Barack Obama (D)
Hillary Clinton (D)
WASHINGTON (Legal Newsline)-U.S. President Barack Obama is not planning to nominate Secretary of State Hillary Clinton to the Supreme Court, the White House said Monday.
Speaking to reporters, White House Press Secretary Robert Gibbs said Clinton is not a possible judicial nominee to succeed retiring Supreme Court Justice John Paul Stevens.
"I think the president is going to keep her as secretary of state," Gibbs said, responding to comments earlier in the day from Sen. Orrin Hatch, R-Utah, that Clinton is a possible nominee.
"I even heard the name Hillary Clinton today, and that would be an interesting person in the mix," Hatch said Monday in an appearance on NBC's "Today Show." "I happen to like Hillary Clinton; I think she's done a good job .... And I have high respect for her, and think a great deal of her."
Gibbs said the White House is working to name a nominee in time for the jurist to be seated for the high court's new term in October. He declined to name possible nominees.
Widely believed to be on the president's short-list of possible picks are District of Columbia federal appeals court Judge Merrick Garland, U.S. Solicitor General Elena Kagan and Chicago-based federal appeals court Judge Diane Wood.

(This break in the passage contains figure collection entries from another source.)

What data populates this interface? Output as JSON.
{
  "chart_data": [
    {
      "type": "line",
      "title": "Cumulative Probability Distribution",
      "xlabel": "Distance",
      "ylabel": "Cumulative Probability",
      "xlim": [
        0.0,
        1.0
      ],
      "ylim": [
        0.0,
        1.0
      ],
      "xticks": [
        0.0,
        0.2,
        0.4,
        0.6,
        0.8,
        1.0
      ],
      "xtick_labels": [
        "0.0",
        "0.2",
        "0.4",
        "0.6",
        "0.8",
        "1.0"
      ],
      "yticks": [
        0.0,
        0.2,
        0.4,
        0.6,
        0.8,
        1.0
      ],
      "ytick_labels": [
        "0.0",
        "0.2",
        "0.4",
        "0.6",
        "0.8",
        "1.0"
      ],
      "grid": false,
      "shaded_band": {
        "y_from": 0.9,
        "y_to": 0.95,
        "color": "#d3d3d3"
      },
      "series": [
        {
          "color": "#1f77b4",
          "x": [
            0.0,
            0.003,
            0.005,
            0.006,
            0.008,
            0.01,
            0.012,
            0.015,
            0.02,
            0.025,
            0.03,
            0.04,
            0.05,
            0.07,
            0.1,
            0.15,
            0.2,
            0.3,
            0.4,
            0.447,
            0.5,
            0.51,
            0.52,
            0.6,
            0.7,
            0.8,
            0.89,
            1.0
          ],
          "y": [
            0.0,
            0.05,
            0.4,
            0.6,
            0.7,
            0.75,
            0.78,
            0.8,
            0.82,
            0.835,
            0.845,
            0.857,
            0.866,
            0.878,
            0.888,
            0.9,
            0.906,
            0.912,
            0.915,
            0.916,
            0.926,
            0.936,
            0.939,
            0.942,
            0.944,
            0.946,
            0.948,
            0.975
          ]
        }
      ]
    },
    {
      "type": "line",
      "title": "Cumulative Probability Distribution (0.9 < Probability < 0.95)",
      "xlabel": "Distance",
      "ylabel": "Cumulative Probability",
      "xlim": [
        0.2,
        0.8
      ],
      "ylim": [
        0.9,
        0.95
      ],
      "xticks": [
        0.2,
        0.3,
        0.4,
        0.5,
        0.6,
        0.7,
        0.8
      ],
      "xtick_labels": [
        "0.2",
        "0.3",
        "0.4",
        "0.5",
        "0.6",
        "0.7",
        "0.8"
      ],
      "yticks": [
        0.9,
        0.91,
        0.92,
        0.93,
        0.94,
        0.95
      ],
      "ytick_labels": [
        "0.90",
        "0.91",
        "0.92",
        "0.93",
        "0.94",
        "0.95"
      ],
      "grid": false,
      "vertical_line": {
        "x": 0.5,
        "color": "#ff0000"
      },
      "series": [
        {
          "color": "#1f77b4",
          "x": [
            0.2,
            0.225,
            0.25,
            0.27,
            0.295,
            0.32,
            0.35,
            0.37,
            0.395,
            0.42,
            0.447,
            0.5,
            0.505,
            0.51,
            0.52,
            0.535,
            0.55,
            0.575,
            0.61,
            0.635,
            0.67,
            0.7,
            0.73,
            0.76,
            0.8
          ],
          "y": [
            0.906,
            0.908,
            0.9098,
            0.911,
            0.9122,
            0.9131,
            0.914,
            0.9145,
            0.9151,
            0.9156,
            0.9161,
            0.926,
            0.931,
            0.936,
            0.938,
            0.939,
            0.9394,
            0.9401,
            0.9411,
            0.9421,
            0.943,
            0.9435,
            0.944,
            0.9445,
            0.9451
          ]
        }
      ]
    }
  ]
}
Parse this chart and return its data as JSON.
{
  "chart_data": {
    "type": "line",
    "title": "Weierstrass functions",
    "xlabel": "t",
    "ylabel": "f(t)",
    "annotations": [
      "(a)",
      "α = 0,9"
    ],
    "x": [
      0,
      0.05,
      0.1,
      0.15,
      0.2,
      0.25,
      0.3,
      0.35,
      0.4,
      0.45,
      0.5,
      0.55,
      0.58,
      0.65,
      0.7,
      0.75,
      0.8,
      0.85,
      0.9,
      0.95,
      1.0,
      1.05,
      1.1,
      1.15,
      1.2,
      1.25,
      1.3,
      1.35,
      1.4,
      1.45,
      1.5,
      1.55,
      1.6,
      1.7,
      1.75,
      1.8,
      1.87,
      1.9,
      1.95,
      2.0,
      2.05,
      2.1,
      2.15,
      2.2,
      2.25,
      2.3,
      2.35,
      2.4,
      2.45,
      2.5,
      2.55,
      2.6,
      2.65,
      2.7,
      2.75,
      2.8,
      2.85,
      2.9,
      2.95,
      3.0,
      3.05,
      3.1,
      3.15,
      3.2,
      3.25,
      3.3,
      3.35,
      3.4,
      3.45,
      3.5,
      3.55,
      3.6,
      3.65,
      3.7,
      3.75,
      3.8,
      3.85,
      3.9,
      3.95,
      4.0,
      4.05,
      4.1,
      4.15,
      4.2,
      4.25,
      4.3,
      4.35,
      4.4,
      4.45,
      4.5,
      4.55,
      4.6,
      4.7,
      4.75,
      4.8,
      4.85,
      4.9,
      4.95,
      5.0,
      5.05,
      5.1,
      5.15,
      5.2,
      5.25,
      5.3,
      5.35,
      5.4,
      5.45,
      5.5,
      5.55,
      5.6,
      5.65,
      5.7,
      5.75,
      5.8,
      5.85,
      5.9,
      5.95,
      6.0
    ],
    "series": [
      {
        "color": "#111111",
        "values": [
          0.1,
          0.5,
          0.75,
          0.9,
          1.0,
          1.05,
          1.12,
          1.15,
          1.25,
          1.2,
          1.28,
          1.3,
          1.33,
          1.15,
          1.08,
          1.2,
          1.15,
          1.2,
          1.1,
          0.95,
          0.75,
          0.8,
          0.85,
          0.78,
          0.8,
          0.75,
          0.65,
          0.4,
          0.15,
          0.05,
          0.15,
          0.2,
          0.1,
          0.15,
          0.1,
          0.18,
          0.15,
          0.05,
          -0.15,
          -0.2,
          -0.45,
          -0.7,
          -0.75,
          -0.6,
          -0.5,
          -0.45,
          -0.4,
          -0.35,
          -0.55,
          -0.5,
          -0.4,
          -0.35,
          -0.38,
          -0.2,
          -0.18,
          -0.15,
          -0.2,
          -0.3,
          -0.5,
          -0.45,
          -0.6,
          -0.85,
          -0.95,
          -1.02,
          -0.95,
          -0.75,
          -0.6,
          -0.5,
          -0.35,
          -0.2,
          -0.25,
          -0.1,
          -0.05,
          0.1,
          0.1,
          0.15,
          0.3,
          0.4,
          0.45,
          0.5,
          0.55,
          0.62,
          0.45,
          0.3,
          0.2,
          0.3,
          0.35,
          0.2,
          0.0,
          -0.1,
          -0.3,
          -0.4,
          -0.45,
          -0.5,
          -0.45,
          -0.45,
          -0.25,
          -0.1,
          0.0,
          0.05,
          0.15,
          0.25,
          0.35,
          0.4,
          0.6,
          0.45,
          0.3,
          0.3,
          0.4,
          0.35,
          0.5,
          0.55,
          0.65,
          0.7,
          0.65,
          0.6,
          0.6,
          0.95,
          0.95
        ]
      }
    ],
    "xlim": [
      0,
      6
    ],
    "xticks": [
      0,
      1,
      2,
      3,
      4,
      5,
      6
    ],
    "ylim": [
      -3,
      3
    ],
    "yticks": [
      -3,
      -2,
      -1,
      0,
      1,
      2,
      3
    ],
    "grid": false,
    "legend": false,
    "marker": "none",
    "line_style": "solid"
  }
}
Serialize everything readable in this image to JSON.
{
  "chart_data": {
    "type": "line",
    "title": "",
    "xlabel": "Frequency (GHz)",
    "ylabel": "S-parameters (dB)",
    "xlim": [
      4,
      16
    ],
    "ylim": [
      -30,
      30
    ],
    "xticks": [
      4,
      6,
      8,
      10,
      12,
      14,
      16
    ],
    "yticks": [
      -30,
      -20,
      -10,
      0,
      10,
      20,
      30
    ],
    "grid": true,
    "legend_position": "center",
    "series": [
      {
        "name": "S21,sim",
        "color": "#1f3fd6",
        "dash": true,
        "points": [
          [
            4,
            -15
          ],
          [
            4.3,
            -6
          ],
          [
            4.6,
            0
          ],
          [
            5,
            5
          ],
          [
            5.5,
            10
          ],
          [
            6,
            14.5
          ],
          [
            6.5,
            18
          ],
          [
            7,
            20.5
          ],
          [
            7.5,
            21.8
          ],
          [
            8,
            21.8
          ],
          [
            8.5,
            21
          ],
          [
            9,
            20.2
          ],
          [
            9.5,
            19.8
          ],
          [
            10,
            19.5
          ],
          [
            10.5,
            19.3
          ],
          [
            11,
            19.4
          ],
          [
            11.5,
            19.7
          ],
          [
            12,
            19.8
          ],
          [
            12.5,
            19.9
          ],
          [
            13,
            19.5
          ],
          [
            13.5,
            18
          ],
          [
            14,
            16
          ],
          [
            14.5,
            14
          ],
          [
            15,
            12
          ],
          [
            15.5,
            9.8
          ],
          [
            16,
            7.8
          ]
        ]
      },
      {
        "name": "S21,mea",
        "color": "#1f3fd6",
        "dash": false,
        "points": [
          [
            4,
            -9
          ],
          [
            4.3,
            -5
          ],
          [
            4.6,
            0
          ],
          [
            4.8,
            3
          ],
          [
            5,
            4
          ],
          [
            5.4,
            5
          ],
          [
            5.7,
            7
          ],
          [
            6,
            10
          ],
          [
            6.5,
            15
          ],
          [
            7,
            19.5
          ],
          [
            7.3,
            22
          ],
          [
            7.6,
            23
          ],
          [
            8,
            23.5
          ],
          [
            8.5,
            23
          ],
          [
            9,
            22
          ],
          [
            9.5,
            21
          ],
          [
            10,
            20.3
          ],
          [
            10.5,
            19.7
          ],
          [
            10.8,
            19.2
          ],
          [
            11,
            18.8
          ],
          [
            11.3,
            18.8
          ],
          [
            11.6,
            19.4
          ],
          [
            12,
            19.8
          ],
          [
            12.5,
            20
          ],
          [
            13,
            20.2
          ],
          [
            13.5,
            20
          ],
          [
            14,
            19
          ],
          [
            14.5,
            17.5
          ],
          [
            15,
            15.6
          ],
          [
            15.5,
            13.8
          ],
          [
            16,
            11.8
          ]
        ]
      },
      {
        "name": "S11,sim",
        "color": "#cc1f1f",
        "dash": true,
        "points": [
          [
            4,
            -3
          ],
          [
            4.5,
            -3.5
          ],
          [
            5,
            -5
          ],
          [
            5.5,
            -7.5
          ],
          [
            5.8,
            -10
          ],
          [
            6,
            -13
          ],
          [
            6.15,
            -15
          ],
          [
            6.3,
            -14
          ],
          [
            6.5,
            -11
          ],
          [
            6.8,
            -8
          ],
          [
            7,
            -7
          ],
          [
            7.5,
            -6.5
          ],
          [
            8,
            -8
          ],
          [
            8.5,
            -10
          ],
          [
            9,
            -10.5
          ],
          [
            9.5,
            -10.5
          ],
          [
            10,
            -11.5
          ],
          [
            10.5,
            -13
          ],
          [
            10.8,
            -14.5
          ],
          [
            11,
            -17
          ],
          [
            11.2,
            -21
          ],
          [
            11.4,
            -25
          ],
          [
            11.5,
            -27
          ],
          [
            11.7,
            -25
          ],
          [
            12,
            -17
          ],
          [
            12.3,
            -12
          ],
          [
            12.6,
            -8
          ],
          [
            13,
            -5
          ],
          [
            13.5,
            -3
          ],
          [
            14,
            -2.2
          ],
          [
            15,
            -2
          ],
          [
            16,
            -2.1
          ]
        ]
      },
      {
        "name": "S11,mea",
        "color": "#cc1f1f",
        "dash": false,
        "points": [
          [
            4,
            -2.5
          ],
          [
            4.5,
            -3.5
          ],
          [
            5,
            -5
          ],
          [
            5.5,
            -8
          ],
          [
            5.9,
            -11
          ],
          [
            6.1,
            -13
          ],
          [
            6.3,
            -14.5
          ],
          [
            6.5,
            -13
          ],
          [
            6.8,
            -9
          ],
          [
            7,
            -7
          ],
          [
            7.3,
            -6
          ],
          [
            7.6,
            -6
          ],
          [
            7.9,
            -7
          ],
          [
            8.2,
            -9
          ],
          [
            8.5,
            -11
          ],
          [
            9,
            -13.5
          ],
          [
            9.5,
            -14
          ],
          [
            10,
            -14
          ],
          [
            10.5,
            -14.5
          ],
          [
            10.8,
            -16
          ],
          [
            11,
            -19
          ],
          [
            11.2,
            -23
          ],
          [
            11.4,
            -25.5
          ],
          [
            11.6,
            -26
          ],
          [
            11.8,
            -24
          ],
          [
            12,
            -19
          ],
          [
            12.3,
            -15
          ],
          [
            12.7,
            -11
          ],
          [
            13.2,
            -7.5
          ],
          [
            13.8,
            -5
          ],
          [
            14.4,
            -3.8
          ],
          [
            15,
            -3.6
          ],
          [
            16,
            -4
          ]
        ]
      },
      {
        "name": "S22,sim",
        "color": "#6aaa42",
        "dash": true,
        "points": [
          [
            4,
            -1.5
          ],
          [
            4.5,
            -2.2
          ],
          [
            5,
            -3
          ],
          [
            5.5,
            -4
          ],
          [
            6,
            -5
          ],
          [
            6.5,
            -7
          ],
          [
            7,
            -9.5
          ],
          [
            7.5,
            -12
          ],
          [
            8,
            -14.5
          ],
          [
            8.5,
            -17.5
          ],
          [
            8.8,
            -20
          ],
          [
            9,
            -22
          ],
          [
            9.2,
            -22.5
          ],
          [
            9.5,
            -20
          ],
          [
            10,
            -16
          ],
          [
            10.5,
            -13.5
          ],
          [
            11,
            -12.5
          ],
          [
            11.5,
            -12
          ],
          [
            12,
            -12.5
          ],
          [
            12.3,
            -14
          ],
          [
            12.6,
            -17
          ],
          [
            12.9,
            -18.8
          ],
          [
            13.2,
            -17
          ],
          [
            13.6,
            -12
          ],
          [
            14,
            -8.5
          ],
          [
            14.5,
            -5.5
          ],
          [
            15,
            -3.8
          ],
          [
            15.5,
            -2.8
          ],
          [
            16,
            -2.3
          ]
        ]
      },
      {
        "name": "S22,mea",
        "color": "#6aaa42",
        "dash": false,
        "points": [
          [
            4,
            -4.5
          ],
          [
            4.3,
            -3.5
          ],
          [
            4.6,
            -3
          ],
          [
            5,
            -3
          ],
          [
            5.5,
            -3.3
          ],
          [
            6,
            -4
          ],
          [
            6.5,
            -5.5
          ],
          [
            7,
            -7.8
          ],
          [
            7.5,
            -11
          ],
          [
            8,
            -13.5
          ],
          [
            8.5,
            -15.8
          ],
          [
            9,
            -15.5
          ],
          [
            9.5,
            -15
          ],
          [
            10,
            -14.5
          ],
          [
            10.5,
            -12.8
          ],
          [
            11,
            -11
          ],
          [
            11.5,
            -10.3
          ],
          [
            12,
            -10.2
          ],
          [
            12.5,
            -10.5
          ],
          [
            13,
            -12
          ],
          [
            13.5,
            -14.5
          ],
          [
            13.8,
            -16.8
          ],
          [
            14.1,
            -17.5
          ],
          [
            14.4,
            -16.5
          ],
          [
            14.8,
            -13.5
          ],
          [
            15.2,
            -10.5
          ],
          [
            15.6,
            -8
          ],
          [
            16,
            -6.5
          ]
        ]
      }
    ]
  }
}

Also appearing on the Today program was Sen. Patrick Leahy, D-Vt., chairman of the Senate Judiciary Committee. He said it is possible for Obama's pick to the Supreme Court to be confirmed this summer and seated on the court in time for the court's new term.
Stevens announced Friday he will retire from the bench this summer, after serving 34 years on the nation's highest court.
Stevens, 89, is the U.S. Supreme Court's oldest member and a reliably liberal vote. He is the second oldest justice in U.S. history and fourth longest-serving. He was nominated to the high court in 1975 by Republican President Gerald Ford.